Dr. Brooks and his team discovered that the new immune reinforcements generated to battle chronic viral infections are weaker, but are distinctly programmed for a long-term and sustained fight. This is a strategic shift in tactics: the body is optimizing its management of resources to improve the long-term efficiency of its defence over prolonged conflicts.
“Unfortunately, this shift in immune strategy has a drawback: the new tactic is not as effective against tumours that arise during chronic viral infection. It fails to activate the rapid potent response needed to prevent the tumour from taking hold, leading to poorer outcomes,” explains Dr. Laura M. Snell, who co-led the study with Dr. Brooks. “However, we found that these new immune responses are prime targets for immunotherapy. We demonstrated in experimental models that under chronic viral infection, effective tumour-control could be achieved if we therapeutically induce the body to deploy the immune response typically used for short-lived threats.”

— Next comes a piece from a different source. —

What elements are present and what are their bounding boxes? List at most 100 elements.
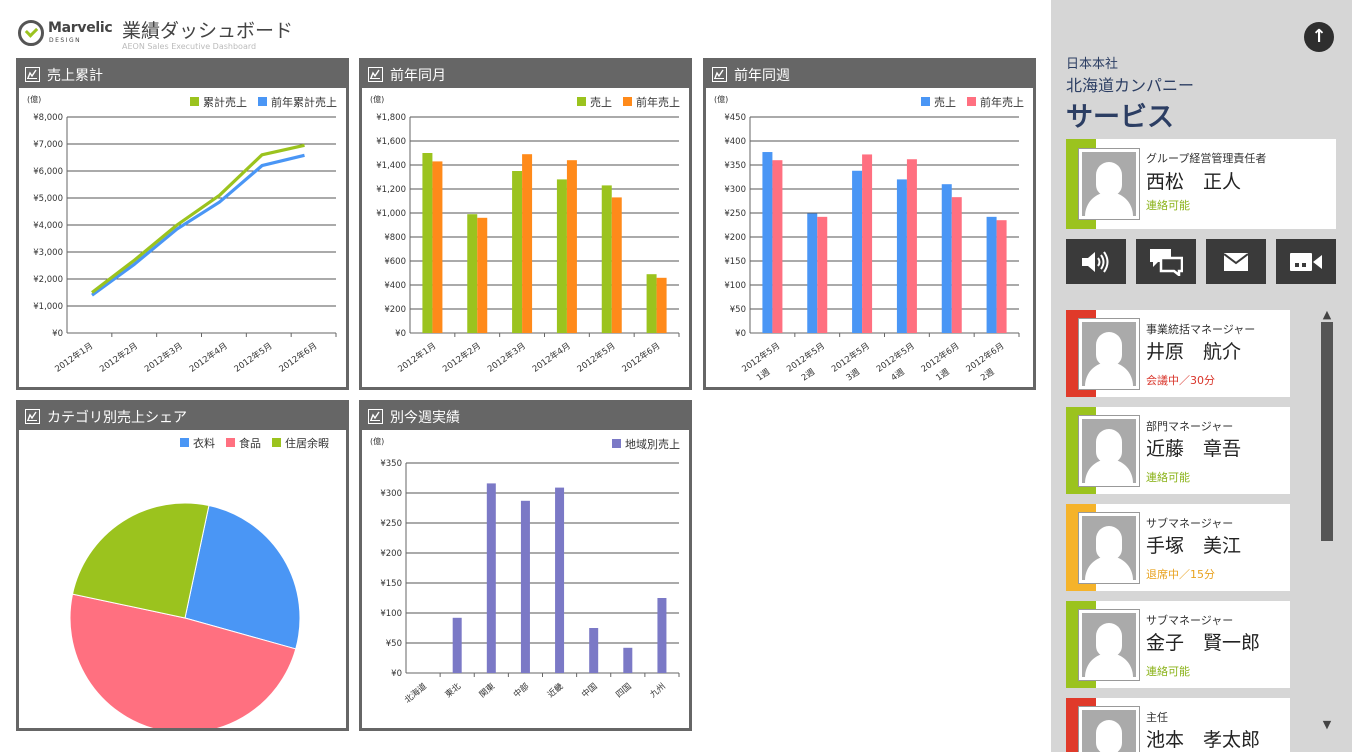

“One of the most exciting aspects of this work is that it explains the underlying mechanism for why there is an increased incidence of tumours in people with chronic viral infections,” remarks Dr. Brooks. “Ultimately, if we are able to induce changes in the body’s defence mechanisms, we can develop new strategies that guide these immune responses to better control infection and the growth of cancer.”
This work was supported by the Canadian Institutes of Health Research, the National Institutes of Health, Fonds de recherche du Québec – Santé, Canada First Research Excellence Fund (Medicine by Design) and The Princess Margaret Cancer Foundation. Dr. David Brooks holds the Scotiabank Research Chair at Princess Margaret Cancer Centre.
Snell LM, MacLeod BL, Law JC, Osokine I, Elsaesser HJ, Hezaveh K, Dickson RJ, Gavin MA, Guidos CJ, McGaha TL, Brooks DG. CD8+ T Cell Priming in Established Chronic Viral Infection Preferentially Directs Differentiation of Memory-like Cells for Sustained Immunity. Immunity. 2018 Oct 16. doi: 10.1016/j.immuni.2018.08.002.
Dr. David Brooks and Dr. Laura Snell at Princess Margaret Cancer Centre co-led the study.